Sylvie Vartan, em Paris, em março de 1980.

Cé um tempo que quem tem menos de 60 anos não pode vivenciar… Quando os espectadores quebraram as arquibancadas das salas de concerto, atacaram o mobiliário urbano, as empresas e a polícia. Mas, uma diferença notável, sem a presença de qualquer telemóvel, cenas de filmes posteriormente transmitidas e comentadas ad nauseam por canais de notícias e websites contínuos.

Sylvie Vartan, que anunciou que encerraria a carreira em 2025, encarnou esta juventude tumultuada, revoltada contra a ordem gaullista, antes de ocupar as sábias noites de sábado de Maritie e Gilbert Carpentier.

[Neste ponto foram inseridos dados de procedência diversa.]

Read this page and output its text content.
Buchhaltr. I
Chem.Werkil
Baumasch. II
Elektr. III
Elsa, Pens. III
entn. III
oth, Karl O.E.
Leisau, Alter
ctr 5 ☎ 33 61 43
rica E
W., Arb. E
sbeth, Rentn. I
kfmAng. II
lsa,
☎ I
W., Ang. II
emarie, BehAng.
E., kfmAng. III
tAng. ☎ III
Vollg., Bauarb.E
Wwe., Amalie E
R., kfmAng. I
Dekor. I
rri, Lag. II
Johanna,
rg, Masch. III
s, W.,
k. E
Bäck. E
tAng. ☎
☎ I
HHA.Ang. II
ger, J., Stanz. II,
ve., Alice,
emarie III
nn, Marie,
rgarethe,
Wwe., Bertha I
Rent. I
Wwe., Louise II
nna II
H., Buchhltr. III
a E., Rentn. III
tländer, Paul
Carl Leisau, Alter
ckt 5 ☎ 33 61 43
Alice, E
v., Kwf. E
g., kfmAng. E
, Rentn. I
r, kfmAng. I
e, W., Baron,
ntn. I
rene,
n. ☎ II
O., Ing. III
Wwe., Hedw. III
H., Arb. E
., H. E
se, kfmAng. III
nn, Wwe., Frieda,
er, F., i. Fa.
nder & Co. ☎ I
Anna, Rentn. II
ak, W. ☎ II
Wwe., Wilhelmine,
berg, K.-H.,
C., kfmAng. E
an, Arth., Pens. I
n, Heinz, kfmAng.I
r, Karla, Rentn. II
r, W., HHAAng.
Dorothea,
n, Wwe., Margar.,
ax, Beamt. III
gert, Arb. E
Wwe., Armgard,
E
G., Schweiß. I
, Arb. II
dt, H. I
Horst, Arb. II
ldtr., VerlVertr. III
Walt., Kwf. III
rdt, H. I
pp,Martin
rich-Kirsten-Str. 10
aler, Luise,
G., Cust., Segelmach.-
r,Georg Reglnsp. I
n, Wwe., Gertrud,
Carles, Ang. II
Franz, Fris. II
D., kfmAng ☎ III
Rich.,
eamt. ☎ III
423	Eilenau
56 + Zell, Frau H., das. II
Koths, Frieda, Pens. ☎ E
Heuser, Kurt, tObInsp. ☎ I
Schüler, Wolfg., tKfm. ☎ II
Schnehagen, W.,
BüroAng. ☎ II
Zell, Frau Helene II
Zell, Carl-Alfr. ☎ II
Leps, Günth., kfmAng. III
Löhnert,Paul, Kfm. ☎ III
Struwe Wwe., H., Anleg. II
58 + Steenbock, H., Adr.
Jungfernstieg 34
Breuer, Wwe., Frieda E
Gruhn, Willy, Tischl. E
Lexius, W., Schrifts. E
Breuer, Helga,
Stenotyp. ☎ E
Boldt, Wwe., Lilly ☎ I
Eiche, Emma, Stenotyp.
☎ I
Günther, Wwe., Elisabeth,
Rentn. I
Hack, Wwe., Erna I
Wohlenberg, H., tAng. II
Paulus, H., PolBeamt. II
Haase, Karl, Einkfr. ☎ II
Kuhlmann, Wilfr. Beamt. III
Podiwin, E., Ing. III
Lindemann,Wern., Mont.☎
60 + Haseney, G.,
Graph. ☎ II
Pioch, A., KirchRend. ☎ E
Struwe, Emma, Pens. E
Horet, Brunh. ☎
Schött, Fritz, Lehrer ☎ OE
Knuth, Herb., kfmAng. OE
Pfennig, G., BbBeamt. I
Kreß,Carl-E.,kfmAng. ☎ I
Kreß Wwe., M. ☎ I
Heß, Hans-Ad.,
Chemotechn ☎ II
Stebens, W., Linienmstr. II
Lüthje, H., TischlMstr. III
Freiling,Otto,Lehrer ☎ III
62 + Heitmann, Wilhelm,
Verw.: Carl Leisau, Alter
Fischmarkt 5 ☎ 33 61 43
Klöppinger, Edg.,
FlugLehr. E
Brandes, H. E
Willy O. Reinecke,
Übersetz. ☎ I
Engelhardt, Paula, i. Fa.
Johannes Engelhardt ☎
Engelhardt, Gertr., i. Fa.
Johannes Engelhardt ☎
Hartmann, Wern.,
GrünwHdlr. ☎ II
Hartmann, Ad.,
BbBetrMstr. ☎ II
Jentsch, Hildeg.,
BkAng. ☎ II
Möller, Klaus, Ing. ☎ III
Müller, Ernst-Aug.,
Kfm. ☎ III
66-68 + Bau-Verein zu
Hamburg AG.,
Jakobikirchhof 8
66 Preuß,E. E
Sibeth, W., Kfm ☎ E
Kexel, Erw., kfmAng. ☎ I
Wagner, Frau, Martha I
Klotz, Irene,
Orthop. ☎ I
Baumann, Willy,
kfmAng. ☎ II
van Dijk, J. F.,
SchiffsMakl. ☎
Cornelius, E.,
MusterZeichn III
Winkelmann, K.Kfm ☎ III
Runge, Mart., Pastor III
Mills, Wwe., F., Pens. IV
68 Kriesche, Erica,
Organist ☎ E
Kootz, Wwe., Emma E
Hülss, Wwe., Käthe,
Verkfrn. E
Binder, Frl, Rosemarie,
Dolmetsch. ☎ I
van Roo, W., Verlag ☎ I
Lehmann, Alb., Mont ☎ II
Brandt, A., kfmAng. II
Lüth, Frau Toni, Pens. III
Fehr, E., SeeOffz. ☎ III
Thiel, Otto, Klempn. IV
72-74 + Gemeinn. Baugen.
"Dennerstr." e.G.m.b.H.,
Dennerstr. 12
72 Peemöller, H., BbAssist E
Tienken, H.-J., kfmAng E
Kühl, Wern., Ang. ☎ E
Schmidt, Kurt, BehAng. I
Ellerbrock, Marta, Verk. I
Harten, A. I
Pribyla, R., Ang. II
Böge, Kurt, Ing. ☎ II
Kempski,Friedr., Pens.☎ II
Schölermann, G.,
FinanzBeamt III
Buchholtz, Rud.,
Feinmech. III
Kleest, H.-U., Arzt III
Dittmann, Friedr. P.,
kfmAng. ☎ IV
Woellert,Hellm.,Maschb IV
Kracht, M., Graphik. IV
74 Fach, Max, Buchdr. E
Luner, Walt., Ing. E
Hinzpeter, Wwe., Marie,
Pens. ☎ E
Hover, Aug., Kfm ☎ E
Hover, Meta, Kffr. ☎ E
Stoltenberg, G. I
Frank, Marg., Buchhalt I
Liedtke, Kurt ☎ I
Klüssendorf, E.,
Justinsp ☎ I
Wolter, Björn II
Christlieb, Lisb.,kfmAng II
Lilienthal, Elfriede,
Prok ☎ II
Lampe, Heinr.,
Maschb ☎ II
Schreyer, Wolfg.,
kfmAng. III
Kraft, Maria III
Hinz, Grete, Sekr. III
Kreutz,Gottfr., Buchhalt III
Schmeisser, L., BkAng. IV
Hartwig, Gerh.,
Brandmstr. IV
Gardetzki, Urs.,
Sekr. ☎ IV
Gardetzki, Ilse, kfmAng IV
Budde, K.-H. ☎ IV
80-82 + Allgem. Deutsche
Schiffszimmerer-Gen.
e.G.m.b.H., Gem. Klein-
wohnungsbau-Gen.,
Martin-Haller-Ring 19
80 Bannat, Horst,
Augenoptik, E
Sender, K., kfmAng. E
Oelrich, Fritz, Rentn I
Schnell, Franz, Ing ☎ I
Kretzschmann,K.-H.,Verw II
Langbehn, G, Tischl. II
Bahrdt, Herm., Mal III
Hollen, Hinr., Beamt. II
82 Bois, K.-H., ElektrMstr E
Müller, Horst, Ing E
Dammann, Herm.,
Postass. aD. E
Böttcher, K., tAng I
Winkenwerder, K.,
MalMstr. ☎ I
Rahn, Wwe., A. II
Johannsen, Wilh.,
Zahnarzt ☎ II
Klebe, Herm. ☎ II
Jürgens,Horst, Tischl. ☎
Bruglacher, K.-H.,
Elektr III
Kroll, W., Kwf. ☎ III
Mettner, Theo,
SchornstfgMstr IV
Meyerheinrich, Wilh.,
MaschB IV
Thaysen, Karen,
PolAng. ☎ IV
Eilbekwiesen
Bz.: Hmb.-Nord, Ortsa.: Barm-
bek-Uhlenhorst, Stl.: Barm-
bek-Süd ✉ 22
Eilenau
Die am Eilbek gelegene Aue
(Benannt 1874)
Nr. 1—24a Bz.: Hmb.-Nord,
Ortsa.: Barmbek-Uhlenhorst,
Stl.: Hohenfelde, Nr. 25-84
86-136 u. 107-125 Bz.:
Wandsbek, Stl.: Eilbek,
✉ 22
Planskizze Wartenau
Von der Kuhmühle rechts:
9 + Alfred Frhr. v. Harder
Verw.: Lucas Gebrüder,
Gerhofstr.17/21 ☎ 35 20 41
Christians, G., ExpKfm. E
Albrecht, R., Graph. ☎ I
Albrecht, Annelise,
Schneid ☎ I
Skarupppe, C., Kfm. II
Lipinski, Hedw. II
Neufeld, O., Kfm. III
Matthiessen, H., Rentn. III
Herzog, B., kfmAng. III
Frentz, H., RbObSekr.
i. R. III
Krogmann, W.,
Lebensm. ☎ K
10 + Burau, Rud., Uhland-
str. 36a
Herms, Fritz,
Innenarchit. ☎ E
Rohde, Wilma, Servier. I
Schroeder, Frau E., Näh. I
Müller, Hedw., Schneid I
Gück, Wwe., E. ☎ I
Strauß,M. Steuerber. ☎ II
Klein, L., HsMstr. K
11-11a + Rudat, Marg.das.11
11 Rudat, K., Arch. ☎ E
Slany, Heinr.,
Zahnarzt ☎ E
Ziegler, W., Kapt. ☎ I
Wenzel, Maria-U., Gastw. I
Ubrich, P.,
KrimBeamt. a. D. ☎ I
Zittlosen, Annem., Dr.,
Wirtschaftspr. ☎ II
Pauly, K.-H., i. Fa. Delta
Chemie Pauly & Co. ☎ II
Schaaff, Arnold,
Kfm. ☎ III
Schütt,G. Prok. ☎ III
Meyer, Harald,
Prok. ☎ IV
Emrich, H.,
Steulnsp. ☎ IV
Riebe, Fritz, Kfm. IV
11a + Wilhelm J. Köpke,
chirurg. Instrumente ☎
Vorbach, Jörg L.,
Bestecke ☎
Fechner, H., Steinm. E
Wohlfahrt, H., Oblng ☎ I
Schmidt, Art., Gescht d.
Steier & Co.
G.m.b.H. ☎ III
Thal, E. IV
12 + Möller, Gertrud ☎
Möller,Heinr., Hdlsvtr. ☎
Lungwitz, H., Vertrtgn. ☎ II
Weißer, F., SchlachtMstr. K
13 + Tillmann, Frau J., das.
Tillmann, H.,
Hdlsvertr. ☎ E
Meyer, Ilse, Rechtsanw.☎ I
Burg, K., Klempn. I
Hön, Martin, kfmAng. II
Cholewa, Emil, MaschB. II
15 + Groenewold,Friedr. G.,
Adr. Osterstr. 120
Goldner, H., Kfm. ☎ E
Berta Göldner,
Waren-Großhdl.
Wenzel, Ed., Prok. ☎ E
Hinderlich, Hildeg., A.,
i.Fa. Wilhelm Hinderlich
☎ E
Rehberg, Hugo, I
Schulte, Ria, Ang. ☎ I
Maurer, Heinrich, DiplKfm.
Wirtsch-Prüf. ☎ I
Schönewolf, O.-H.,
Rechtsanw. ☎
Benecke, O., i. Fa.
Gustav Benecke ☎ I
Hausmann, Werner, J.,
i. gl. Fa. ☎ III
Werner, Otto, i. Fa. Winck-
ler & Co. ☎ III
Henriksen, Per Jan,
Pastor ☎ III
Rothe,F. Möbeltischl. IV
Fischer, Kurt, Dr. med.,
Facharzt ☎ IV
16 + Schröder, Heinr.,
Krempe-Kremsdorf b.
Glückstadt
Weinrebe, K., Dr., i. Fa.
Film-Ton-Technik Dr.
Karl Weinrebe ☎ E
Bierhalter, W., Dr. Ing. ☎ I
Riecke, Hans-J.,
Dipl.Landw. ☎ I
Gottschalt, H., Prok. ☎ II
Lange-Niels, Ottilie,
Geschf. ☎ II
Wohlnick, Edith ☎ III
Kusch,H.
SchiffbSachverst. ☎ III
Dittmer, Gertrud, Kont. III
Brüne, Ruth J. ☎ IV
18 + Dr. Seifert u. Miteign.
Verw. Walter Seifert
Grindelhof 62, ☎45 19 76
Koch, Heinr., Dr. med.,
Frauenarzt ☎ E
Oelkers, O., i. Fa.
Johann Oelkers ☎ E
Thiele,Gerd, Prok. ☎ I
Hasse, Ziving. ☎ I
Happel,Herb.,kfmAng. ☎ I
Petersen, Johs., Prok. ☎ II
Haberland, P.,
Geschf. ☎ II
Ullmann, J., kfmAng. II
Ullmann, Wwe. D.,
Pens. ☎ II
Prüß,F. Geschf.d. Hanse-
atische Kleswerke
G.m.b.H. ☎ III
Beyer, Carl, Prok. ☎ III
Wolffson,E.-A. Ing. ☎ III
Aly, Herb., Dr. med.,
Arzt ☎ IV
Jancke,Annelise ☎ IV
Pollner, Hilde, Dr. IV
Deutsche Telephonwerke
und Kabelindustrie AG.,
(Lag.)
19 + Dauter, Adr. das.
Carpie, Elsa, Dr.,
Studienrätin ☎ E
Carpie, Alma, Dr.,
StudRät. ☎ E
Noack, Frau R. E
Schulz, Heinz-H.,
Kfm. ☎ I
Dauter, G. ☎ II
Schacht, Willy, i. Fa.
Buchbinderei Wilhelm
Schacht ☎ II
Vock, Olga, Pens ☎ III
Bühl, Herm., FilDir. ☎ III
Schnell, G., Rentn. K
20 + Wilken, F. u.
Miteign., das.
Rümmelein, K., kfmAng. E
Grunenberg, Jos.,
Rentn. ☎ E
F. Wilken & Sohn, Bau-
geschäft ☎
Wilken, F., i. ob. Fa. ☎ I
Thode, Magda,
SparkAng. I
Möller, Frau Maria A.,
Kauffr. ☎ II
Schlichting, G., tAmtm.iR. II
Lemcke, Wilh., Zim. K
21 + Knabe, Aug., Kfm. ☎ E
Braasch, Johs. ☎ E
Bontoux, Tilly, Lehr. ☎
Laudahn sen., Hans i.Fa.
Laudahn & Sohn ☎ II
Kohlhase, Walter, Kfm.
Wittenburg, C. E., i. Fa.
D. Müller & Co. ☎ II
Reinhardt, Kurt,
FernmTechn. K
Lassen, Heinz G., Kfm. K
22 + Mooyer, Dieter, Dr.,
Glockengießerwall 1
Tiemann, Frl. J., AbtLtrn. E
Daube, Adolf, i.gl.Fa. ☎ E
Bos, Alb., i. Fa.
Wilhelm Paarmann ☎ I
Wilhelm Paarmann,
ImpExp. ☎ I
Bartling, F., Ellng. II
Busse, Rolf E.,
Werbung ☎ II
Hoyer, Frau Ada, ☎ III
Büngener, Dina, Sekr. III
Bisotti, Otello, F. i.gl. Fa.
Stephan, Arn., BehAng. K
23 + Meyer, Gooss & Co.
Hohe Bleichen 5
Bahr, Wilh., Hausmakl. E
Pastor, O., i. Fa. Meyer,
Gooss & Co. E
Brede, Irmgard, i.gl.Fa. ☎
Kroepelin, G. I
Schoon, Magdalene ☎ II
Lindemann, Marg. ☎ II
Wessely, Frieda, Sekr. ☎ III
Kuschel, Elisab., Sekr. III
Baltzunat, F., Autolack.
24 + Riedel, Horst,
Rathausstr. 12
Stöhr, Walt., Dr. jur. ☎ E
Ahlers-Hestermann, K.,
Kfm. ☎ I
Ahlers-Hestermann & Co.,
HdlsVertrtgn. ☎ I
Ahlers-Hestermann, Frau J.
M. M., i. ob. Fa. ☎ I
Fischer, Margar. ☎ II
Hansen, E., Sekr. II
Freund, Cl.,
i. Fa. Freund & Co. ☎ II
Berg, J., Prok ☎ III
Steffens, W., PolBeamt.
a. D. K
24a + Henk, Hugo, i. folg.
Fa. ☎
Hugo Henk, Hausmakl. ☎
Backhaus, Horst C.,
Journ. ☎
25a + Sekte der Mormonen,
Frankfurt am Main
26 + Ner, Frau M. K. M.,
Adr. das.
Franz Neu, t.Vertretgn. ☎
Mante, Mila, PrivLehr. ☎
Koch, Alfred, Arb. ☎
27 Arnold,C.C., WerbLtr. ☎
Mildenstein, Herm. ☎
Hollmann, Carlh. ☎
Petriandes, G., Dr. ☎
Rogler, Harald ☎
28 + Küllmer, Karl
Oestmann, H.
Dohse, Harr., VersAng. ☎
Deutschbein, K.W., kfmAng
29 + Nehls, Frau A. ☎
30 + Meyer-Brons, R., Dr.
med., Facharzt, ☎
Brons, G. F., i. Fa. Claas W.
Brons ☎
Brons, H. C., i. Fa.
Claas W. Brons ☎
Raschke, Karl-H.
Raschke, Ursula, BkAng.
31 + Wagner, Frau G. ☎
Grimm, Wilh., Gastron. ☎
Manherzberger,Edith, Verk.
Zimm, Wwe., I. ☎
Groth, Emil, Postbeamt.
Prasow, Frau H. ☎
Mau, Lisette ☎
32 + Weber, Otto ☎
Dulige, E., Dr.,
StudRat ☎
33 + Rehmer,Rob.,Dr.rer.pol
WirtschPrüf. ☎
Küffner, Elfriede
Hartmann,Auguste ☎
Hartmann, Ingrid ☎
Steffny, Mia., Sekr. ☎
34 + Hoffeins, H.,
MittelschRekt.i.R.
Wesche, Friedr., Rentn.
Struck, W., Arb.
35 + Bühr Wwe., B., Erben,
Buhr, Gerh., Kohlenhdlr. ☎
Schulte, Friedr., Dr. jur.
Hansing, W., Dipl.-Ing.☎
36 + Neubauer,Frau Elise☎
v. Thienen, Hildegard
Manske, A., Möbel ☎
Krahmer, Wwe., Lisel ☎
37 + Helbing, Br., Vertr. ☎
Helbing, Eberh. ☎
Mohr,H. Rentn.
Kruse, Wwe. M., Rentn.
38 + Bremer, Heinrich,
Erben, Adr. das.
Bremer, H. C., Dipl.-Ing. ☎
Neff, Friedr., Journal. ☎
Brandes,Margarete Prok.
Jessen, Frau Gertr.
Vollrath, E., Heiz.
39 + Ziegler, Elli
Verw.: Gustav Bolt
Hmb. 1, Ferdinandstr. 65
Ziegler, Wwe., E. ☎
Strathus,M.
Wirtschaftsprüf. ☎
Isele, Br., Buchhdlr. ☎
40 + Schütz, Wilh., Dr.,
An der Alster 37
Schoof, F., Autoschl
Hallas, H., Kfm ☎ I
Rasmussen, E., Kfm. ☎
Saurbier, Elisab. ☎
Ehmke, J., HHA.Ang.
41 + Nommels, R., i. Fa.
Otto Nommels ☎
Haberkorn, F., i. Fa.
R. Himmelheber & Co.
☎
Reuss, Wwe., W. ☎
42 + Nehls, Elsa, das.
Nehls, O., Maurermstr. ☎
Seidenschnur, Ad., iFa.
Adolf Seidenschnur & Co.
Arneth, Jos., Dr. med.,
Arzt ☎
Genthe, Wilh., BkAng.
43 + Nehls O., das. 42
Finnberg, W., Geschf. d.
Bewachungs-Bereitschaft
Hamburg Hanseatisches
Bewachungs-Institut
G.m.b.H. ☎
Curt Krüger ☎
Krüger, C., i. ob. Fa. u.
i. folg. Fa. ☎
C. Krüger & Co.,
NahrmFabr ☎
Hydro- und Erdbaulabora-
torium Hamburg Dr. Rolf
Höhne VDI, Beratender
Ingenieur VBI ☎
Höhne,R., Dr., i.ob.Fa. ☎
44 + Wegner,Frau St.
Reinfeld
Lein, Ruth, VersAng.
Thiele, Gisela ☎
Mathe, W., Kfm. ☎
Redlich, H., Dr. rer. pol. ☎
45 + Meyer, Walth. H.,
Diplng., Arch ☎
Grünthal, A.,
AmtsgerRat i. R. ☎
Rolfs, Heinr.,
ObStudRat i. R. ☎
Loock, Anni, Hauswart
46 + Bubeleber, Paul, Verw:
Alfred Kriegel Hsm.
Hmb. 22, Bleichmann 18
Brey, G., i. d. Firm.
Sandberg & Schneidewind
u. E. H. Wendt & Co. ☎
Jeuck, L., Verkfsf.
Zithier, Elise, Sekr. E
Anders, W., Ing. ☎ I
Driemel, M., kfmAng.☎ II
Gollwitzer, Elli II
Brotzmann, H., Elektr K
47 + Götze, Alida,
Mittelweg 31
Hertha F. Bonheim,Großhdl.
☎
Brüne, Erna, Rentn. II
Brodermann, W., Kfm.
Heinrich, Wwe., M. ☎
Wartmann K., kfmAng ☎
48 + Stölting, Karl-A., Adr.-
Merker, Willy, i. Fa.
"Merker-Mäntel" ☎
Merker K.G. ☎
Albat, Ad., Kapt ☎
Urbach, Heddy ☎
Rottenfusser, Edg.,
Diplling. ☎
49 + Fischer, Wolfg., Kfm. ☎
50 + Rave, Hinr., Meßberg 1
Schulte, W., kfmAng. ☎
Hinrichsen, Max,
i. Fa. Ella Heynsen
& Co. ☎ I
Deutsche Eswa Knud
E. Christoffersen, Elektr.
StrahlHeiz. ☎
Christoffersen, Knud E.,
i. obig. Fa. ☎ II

Quem se lembra disso? É de facto um ambiente eléctrico, até mesmo histérico, que Claude Sarraute descreve, em 6 de Abril de 1963, num artigo intitulado “Os ídolos dos jovens no Olympia”. A cantora começou a se dar a conhecer fazendo covers de sucessos americanos. “Quando Sylvie Vartan apareceu, foi um delírio maravilhoso. (…) Responda-me, a “colegial twist” sussurrou em voz baixa e abafada para todos os seus amigos desmaiados e trêmulos. Eles trabalharam nisso em voz alta e por muito tempo. »

“É um mundo à parte”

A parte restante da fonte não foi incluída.